Yâr ve ağyâr iki farklı dilden iki farklı kelime. Yâr Farsça,  ağyâr Arapça. Ama dilimizde zıd anlamlı kelimeler olarak kullanıyoruz bu iki kelimeyi. Türkçemiz, özellikle de şiirimiz bu iki kelimeyi o kadar güzel kullanmış ki...

Yukarıdaki verdiğim malumata rağmen, bazen yâr kelimesinin, ağyârdan kopup geldiğini düşündüğüm olur. Çünkü bir zaman ağyâr olan şimdi yâr olmuştur. Yâr ile ağyâr arasında bir kayboluş hikâyesidir bu. Bir yanılsamadır. Niyâzî-i Mısrî'nin şu berceste beyti bu iki kelimeyi kaybolmaktan kurtarır, Yusuf'u kuyudan çıkarır. Ama bu iki kelime aynı Yusuf gibi Çok ucuz bir pahaya satılacaktır: 

"Ben sanırdım âlem içre bana hîç yâr kalmadı
Ben beni terk eyledim gördüm ki ağyâr kalmadı"

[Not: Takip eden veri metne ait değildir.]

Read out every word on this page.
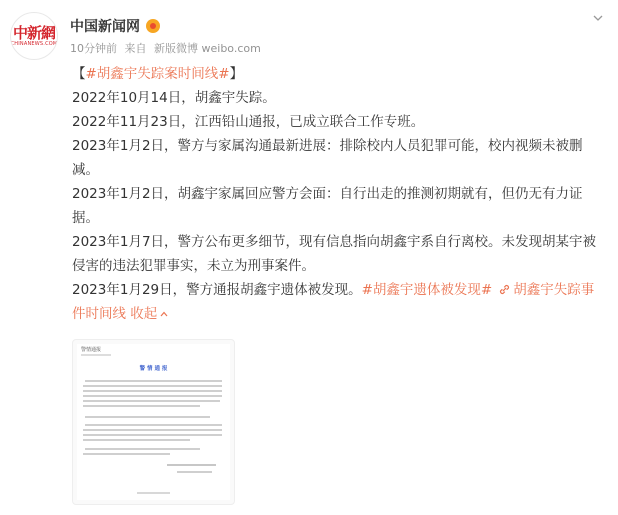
中新網
CHINANEWS.COM
中国新闻网
10分钟前 来自 新版微博 weibo.com

【#胡鑫宇失踪案时间线#】

2022年10月14日，胡鑫宇失踪。

2022年11月23日，江西铅山通报，已成立联合工作专班。

2023年1月2日，警方与家属沟通最新进展：排除校内人员犯罪可能，校内视频未被删减。

2023年1月2日，胡鑫宇家属回应警方会面：自行出走的推测初期就有，但仍无有力证据。

2023年1月7日，警方公布更多细节，现有信息指向胡鑫宇系自行离校。未发现胡某宇被侵害的违法犯罪事实，未立为刑事案件。

2023年1月29日，警方通报胡鑫宇遗体被发现。#胡鑫宇遗体被发现# 胡鑫宇失踪事件时间线 收起

警情通报
警 情 通 报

"Taşrada arar iken cân içinde cân"ı bulmak da yine Niyâzî-i Mısrî'nin diliyle, aynı kaybolmuşluğun terennümüdür sanırım. İnsan, her dâim yâr ile ağyâr arasında kaybeder kendini. İfademi düzelteyim kendini kaybolmuş olarak bulur. Üzerinde biraz düşününce kendimizi "kaybolmuş olarak bulduğumuz" birçok kırılma anımız olduğunu göreceğiz. Kendimize itiraf edecek olursak bu kırılma anları hep yârdan kopuşlarımızı takip etmiştir.

Yâr ile ağyâr iki kayıp kelimedir. Yusuf'un kardeşlerinin Yusuf'u koruduğu gibi koruduk onları. Öldürmedik, kuyuya bıraktık. Belki yıllar sonra bir gün hayatımızın tahtında bulacağız bu iki kelimeyi. 

Serüvenimiz yâr ile ağyâr arasında geçiyor. Belki bir gün kayıp yârin kokusu ile açılacak gözlerimiz Yakub misali. Yâre sıdk, yâre vefa...

Yusuf ile Züleyha'yı aşk öyküsü diye anlattı şairler. Züleyha Yusuf'un gömleğini tuttuğunda, Yusuf da yârin gömleğini tutmuştu. Şimdi anlıyorum yâr ile ağyâr nedir!